Welche gesetzlichen Vorgaben gelten für das Mähen oder Mulchen von landwirtschaftlich nicht genutzten Grasflächen in Deutschland?

Gemäß den GLÖZ-Standards (insbesondere GLÖZ 8) und den nationalen Direktzahlungen-Verpflichtungen dürfen diese Flächen in der Regel im Zeitraum vom 1. April bis zum 15. August jedes Jahres nicht gemäht oder gemulcht werden. Dies dient dem Schutz von bodenbrütenden Vögeln, Niederwild und blütenbesuchenden Insekten. Ausnahmen für eine frühere Pflege müssen bei der zuständigen Landesbehörde beantragt werden.

Wie kann ich chemische Pflanzenschutzmittel auf diesen Nichtkulturflächen einsetzen, wenn invasive Schaderreger auftreten?

Der Einsatz von Pflanzenschutzmitteln auf Nichtkulturland ist nach § 12 Abs. 2 PflSchG grundsätzlich verboten. Liegt ein massiver Befall mit gefährlichen Schaderregern oder gesetzlich zu bekämpfenden Quarantäneorganismen vor, kann die zuständige Pflanzenschutzbehörde des Bundeslandes auf Antrag eine kostenpflichtige Ausnahmegenehmigung erteilen, sofern keine mechanischen Alternativen greifen.

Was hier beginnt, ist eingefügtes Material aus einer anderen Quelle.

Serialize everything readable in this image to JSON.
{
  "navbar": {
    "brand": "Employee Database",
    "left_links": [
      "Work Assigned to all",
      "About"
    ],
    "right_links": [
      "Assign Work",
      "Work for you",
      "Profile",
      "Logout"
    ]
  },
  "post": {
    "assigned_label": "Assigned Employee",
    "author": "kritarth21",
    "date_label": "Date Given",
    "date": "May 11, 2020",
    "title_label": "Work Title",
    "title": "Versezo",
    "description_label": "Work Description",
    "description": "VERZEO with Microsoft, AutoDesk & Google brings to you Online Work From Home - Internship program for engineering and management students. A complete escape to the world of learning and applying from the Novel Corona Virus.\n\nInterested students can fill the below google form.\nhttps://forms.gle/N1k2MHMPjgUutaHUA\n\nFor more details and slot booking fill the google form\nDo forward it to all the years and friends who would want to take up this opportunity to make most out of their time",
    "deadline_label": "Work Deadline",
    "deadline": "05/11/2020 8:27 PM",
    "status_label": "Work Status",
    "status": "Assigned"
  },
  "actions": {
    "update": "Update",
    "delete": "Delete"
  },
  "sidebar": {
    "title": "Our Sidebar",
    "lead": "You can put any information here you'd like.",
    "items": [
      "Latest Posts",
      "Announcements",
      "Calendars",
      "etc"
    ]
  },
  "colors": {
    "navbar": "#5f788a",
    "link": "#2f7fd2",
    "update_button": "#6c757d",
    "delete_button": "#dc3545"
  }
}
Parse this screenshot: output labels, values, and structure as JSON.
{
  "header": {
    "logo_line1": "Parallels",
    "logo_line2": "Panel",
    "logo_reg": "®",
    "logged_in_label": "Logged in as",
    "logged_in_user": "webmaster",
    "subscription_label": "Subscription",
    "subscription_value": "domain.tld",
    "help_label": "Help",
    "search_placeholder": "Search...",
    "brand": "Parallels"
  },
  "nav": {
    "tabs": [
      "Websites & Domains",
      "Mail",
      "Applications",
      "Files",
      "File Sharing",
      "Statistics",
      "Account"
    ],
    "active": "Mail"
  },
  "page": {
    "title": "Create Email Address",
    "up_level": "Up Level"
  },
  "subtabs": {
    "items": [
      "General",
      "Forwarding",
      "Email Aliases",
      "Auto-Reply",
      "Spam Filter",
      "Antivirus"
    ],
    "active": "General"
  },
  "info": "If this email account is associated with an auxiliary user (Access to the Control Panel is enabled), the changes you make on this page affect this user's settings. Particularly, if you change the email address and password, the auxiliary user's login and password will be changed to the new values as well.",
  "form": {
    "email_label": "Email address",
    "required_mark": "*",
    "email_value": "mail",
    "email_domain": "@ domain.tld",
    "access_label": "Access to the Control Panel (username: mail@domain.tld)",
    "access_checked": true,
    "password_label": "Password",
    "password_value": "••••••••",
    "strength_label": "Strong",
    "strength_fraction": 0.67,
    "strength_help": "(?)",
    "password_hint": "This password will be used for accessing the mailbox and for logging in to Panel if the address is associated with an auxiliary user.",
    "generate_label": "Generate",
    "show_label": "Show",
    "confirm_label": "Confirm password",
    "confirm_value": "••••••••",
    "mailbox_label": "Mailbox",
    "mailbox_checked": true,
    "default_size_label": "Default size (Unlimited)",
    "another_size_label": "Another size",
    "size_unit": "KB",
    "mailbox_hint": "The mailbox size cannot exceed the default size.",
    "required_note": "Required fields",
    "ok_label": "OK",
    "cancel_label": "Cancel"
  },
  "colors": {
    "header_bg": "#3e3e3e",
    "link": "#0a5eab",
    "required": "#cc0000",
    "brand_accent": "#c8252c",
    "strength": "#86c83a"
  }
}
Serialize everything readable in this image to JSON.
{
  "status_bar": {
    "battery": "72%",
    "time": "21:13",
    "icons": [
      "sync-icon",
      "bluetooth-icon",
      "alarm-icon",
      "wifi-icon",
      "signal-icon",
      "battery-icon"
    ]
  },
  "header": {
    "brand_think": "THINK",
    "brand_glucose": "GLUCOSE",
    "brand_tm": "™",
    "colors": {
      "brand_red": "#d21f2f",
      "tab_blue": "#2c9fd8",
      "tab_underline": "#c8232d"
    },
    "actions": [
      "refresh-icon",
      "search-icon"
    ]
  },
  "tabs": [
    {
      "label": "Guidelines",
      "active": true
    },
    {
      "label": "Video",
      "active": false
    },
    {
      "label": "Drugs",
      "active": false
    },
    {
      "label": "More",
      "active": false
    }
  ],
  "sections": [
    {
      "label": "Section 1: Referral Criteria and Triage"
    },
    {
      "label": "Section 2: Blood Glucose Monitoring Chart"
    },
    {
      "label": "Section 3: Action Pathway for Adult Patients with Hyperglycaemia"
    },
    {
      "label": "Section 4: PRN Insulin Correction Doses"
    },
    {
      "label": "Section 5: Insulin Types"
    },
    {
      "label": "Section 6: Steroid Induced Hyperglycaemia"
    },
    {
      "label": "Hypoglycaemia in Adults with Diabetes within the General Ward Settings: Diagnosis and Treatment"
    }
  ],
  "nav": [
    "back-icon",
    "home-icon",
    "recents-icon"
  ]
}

Warum ist die Schnitthöhe bei der Pflege dieser ökologischen Ausgleichsflächen so wichtig?

Eine Mindestschnitthöhe von 8 bis 10 cm schont die bodennahe Fauna, insbesondere Amphibien, Reptilien und nützliche Insekten wie Laufkäfer. Zudem wird dadurch der Vegetationskegel der Gräser geschont, was einen rascheren Wiederaustrieb ermöglicht und gleichzeitig den Boden vor übermäßiger Austrocknung schützt.

Wie finde ich im Agronomie-Hub zugelassene Pflanzenschutzmittel für Randstreifen und Ökoflächen?

Suchen Sie im Hub gezielt nach Anwendungen, die für das "Nichtkulturland" oder "Gleisanlagen/Wege" registriert sind. Beachten Sie dabei unbedingt die spezifischen Anwendungsbestimmungen (z. B. NT-Auflagen zum Gewässerschutz) und prüfen Sie vor jeder Behandlung, ob eine einzelbetriebliche Genehmigung der Landesbehörde vorliegt.

Welche Rolle spielen diese Grasflächen beim Resistenzmanagement in der Fruchtfolge?

Da auf diesen Flächen kein Selektionsdruck durch Herbizide stattfindet, können sich hier sensible Biotypen von Ackerunkräutern halten. Dies kann theoretisch dazu beitragen, die Ausbreitung resistenter Populationen (z. B. bei Ackerfuchsschwanz) in den angrenzenden Schlägen zu verdünnen, sofern ein Sameneintrag durch rechtzeitiges Mähen vor der Reife verhindert wird.